Debugging D&I: Mighty Kingdom on switching to a four day work week


Amiqus’ Liz Prince talks to Mighty Kingdom’s CEO Philip Mayes about the studio switching to a four-day week


When and why did you decide to introduce a four-day working week at Mighty Kingdom?

We ran a trial of the four-day week shortly after we returned to the office after the COVID lockdown. As part of our pandemic response, we had adopted a flexible approach that allowed people to choose where they wanted to work, and we noticed a marked increase in productivity, which was the catalyst for running the trial.

There are so many facets of our relationship to work that are unexamined and are built on decisions made in the late 19th Century. There is a strong status quo bias, and once you start to challenge those assumptions you realise that there are lots of opportunities to innovate.

What response did you have from your team?

There was healthy scepticism from the team! We have a culture that encourages experimentation, and everyone was on board with running the trial and were honest in their feedback at the conclusion. The trial revealed several challenges with mapping our processes to the shorter work week, but there was a unanimous support from the studio to make it a permanent change.

What are the benefits, in your opinion?

In a nutshell, we get the same output, and everyone is happier! It is almost an ethical question. If you have two options, both yield the same output, and one makes everyone happier, why would you choose the other?

How does a four-day week help a studio’s efforts and ambitions when it comes to EDI?

The additional day off has made working here possible for people who may not be able to work a 40-hour week. This is particularly relevant to carers, or parents with young children.

That said, the four-day week is just one of many policies that we have implemented that are part of our EDI strategy, which makes it difficult to measure its impact in isolation. An effective EDI strategy is not usually the result of one singular policy, but the cumulative impact of all your policies working together.

What has it done for employee mental wellbeing and health?

We are coming up to the anniversary of the change, after which we will review the data on health outcomes, but anecdotal evidence supports the theory that people have more time for self-care. Many people tell me about the time they can now invest in their hobbies, time spent with their family, or just catching up on the latest games!

Are there any disadvantages – to the studio or to your staff?

The rest of the world is not on a four-day week, and international clients make it even more difficult. We aim to restrict the impact to only the leadership team as much as possible, and we have policies to reward that additional effort when it is required.

We have found that many modern development methodologies are built on the assumption of a 40-hour work week. In a four-day week, meetings suddenly become very costly and we have had to invest in adapting processes to fit.

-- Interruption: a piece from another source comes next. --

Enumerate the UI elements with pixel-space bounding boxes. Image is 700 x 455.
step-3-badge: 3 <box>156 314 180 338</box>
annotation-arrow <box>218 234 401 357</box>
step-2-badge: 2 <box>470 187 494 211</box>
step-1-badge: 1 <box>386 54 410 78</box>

There is a lot of scepticism around a four-day week, with many people feeling that it is too good to be true. It means we frequently have to defend the decision, which can be tiring! There are some biases that no amount of data can overcome. But it is worth reiterating that the benefits far outweigh the costs.

What would you say to a studio who might be nervous about a drop in productivity/output?

The easiest way to eliminate the fear is through data.

Before you make any policy changes in your studio make sure you have effective tools to measure the impact of that change. Don’t rely solely on anecdotal evidence and be sure to run the trial long enough to be representative. There is often an initial burst of enthusiasm around changes before the data settles.

For the four-day week in particular, do not change your budgeting, planning processes, deadlines, or milestones during the trial to ensure you are getting clean data.

We are conditioned to think about productivity as a function of time invested, as if each additional hour of work leads to an incremental additional output. And yet we all know that we are not 100 per cent productive all the time.

Time invested is not a good proxy for the quality of work produced. Shifting to a focus on measuring output allows you to measure the impact of policy changes on quality, and more accurately reflects how value is created in a creative business.